O time do River era,
realmente, uma máquina. Futebol bonito e um entendimento que só um time que
joga junto há três anos pode ter. Modestamente, jogamos trancados. A prudência
mandava que isto fosse feito. De fato, se "abríssemos", tomaríamos um
baile.
Foi um jogo de rara
beleza. E não foi por acaso. De um lado estavam Rossi, Labruña, Vairo,
Menéndez, Zarate, Carrizo. De outro, estavam Didi, Nilton Santos, Garrincha
etc. Jogo duro e jogo limpo. Não se tratava de camaradagem adquirida em quase
um mês no mesmo hotel, mas sim da presença de grandes craques no gramado. A
torcida exultava e os "mariaches" atacavam entusiasmados.
Estava muito difícil
fazer gol. Poucas vezes vi um jogo disputado com tanta seriedade e respeito
mútuos. Mas houve um espetáculo à parte. Mané Garrincha foi o comandante.
Dirigiu os cem mil espectadores. Fazendo reagirem à medida de suas jogadas. Foi
ali, naquele dia, que surgiu a gíria do "Olé", tão comumente
utilizada posteriormente em nossos campos. Não porque o Botafogo tivesse dado
"Olé" no River. Não. Foi um "Olé" pessoal. De Garrincha em
Vairo.
Nunca assisti a coisa
igual. Só a torcida mexicana com seu traquejo de touradas poderia, de forma tão
sincronizada e perfeita, dar um "Olé" daquele tamanho. Toda vez que
Mané parava na frente de Vairo, os espectadores mantinham-se no mais profundo
silêncio. Quando Mané dava aquele seu famoso drible e deixava Vairo no chão, um
coro de cem mil pessoas exclamava: "Ôôôôô"! O som do "olé"
mexicano é diferente do nosso. O deles é o típico das touradas. Começa com um ô
prolongado, em tom bem grave, parecendo um vento forte, em crescendo, e termina
com a sílaba "lé" dita de forma rápida. Aqui é ao contrário:
acentua-se mais o final "lé": "Olééé!" – sem separar, com
nitidez, as sílabas em tom aberto.
Verdadeira festa. Num
dos momentos em que Vairo estava parado em frente a Garrincha, um dos clarins
dos "mariaches" atacou aquele trecho da Carmem que é tocado na
abertura das touradas. Quase veio abaixo o Estádio Universitário.
Numa jogada de
Garrincha, Quarentinha completou com o gol vazio e fez nosso gol. O River
reagiu e também fez o dele. Didi ainda fez outro, de fora da área, numa jogada
que viera de um córner, mas o juiz anulou porque Paulo Valentim estava junto à
baliza. Embora a bola tivesse entrado do outro lado, o árbitro considerou a
posição de Paulinho ilegal. De fato, Paulinho estava "off-side".

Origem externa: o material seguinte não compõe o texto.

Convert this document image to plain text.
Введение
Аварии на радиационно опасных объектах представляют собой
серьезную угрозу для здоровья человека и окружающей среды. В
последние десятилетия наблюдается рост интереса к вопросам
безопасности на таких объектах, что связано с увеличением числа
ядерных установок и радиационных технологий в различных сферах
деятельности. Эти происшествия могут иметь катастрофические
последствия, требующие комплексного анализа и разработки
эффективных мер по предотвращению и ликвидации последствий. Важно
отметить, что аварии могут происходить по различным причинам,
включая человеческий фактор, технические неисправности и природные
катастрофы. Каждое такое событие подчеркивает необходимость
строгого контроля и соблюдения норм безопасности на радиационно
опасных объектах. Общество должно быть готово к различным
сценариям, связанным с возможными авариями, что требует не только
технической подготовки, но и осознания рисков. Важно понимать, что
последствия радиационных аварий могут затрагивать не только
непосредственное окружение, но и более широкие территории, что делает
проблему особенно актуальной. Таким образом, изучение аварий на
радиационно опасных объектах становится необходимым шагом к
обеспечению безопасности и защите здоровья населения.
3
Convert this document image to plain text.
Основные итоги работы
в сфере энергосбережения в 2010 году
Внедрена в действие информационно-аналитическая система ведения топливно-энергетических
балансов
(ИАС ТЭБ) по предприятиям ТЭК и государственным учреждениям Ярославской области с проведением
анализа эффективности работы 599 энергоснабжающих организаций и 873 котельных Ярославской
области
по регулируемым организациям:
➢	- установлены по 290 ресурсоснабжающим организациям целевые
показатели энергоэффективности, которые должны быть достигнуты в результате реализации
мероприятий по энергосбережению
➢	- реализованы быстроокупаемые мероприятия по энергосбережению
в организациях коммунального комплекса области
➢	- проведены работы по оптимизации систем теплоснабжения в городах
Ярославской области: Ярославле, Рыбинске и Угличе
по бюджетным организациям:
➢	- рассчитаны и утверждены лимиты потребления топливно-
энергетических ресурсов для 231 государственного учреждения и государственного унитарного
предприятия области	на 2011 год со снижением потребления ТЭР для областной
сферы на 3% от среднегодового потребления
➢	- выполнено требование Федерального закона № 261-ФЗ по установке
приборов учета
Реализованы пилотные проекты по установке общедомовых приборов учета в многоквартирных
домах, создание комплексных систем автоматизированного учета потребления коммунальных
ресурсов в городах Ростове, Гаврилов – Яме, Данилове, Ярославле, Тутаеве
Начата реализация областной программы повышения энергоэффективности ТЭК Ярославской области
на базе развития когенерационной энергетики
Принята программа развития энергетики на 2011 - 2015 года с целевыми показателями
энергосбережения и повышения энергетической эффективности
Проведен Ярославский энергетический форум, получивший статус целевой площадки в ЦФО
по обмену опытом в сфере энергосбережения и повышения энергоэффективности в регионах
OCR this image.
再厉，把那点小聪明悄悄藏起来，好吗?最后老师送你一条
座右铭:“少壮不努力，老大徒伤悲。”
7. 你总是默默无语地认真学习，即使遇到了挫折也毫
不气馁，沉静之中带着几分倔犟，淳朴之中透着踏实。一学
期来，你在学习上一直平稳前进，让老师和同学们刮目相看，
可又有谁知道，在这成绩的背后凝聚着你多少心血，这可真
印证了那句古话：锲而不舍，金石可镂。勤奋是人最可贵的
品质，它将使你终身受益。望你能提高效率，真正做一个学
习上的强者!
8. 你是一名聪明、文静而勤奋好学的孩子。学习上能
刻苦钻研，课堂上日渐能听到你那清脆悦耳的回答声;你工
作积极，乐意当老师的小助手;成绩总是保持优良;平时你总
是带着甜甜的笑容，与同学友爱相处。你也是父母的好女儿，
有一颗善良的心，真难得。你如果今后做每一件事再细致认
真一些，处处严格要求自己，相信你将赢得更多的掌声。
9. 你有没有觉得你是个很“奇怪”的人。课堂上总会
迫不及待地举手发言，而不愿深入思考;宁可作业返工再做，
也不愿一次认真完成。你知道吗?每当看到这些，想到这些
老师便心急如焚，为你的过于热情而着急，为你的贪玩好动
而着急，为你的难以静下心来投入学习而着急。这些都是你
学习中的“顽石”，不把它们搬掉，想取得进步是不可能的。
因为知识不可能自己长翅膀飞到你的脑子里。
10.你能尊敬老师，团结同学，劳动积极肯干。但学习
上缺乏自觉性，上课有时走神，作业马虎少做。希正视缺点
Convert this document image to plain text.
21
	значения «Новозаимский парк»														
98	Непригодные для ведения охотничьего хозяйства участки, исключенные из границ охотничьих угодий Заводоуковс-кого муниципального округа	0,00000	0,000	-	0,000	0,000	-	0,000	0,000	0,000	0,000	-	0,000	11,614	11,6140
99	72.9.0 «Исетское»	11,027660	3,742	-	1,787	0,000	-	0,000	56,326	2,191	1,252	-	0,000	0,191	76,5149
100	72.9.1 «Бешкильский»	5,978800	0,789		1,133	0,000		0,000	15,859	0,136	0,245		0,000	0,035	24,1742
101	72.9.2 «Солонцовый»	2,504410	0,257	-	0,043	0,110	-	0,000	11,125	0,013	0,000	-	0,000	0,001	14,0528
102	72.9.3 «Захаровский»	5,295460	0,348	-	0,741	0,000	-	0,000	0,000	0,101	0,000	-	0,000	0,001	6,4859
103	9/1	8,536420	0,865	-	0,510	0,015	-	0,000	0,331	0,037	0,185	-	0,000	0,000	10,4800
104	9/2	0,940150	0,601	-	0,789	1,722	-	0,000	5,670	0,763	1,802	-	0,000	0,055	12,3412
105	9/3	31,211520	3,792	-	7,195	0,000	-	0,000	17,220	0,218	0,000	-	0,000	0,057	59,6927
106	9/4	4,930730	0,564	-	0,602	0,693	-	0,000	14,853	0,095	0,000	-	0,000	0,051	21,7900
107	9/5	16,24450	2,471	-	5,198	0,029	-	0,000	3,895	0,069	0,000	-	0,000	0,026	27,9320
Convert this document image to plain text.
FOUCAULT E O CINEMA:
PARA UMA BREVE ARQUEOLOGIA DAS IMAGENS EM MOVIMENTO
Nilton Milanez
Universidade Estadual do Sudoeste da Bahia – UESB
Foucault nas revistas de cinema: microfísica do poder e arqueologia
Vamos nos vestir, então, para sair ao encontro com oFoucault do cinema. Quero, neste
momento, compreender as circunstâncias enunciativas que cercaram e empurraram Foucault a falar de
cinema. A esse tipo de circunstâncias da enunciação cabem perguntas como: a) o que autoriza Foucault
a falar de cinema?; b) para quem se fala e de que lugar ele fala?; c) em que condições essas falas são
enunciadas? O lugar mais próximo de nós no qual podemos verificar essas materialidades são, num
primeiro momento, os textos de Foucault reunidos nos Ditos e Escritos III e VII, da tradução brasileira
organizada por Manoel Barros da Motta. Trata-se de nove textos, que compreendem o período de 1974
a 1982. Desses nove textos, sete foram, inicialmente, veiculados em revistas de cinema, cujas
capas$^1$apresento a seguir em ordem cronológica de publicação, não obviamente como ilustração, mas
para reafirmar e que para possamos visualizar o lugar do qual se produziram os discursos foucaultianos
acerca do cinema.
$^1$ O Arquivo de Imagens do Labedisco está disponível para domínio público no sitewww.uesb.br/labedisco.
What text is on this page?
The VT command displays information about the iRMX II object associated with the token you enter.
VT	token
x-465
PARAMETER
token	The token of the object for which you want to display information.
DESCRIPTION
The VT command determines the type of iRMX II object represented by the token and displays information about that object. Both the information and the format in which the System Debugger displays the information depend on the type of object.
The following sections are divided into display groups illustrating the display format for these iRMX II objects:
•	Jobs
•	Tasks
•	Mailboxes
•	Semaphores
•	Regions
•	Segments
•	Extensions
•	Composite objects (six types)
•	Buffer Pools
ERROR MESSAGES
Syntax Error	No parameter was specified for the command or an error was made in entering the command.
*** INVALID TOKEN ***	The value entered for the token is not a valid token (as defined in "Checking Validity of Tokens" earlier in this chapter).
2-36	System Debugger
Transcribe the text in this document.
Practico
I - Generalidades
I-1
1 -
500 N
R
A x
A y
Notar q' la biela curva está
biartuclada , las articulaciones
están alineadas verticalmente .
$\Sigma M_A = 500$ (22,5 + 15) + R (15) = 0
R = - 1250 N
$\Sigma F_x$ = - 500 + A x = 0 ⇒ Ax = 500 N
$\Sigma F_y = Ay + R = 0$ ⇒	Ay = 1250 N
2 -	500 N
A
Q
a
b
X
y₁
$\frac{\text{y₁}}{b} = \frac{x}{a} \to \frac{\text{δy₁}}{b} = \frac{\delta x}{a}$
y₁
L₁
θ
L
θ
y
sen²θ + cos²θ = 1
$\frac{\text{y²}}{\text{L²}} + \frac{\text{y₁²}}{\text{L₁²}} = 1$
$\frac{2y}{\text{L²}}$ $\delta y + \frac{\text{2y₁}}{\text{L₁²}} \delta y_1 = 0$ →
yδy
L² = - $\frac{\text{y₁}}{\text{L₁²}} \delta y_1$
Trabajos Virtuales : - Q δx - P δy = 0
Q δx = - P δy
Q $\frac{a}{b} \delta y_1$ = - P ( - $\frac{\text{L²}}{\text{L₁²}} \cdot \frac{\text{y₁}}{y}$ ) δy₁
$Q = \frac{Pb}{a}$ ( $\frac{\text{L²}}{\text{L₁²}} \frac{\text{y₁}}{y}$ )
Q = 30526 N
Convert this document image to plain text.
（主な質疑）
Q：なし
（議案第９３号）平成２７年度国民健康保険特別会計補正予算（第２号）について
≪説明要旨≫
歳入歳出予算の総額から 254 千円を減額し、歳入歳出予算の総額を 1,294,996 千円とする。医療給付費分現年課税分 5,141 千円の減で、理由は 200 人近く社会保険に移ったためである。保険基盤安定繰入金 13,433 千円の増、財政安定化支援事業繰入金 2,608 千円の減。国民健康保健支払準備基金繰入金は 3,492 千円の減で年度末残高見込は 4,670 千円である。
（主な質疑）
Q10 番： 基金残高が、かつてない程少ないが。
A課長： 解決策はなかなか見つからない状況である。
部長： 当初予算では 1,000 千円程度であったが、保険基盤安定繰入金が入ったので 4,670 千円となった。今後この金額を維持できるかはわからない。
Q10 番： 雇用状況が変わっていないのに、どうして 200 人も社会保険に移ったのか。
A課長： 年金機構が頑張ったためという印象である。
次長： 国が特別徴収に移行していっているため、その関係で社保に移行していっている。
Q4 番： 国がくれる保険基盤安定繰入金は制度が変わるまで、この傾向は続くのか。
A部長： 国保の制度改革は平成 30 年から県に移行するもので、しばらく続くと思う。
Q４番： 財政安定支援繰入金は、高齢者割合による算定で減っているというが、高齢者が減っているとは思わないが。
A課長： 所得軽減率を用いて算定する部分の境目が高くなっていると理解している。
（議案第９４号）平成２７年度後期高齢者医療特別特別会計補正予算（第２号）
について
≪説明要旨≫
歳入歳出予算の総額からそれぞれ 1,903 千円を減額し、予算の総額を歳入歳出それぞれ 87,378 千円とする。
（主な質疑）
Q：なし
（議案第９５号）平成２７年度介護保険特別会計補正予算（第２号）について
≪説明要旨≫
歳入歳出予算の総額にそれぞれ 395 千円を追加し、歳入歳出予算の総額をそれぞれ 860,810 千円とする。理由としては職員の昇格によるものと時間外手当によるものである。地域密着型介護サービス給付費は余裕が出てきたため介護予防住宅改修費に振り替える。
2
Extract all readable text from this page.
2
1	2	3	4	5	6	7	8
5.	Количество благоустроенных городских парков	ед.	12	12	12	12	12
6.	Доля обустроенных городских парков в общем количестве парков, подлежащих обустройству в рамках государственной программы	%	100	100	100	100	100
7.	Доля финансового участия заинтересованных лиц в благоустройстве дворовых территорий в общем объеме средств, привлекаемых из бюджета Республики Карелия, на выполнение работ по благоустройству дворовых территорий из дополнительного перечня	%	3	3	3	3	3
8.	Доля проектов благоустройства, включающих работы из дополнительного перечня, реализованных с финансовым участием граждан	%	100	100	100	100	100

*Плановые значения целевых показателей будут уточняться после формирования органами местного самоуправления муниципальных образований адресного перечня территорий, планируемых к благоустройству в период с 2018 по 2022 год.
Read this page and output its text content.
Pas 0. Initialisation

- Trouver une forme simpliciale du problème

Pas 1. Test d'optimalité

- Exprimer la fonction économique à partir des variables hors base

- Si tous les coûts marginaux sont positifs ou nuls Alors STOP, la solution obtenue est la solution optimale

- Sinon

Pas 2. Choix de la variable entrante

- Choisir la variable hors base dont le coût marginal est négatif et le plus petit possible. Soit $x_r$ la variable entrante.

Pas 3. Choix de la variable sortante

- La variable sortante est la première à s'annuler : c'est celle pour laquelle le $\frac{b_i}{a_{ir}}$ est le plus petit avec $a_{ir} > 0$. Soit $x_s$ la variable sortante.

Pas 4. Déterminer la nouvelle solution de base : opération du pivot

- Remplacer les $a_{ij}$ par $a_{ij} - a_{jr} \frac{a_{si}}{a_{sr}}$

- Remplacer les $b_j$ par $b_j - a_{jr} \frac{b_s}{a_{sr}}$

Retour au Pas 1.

Havia um bolo de jogadores na área, mas o árbitro estava bem ali. E Paulinho
poderia estar distraindo a atenção de Carrizo.
O jogo terminou
empatado. Vairo não foi até o fim. Minella tirou-o do campo, bem perto de nós
no banco vizinho. Vairo saiu rindo e exclamando: "No hay nada que hacer.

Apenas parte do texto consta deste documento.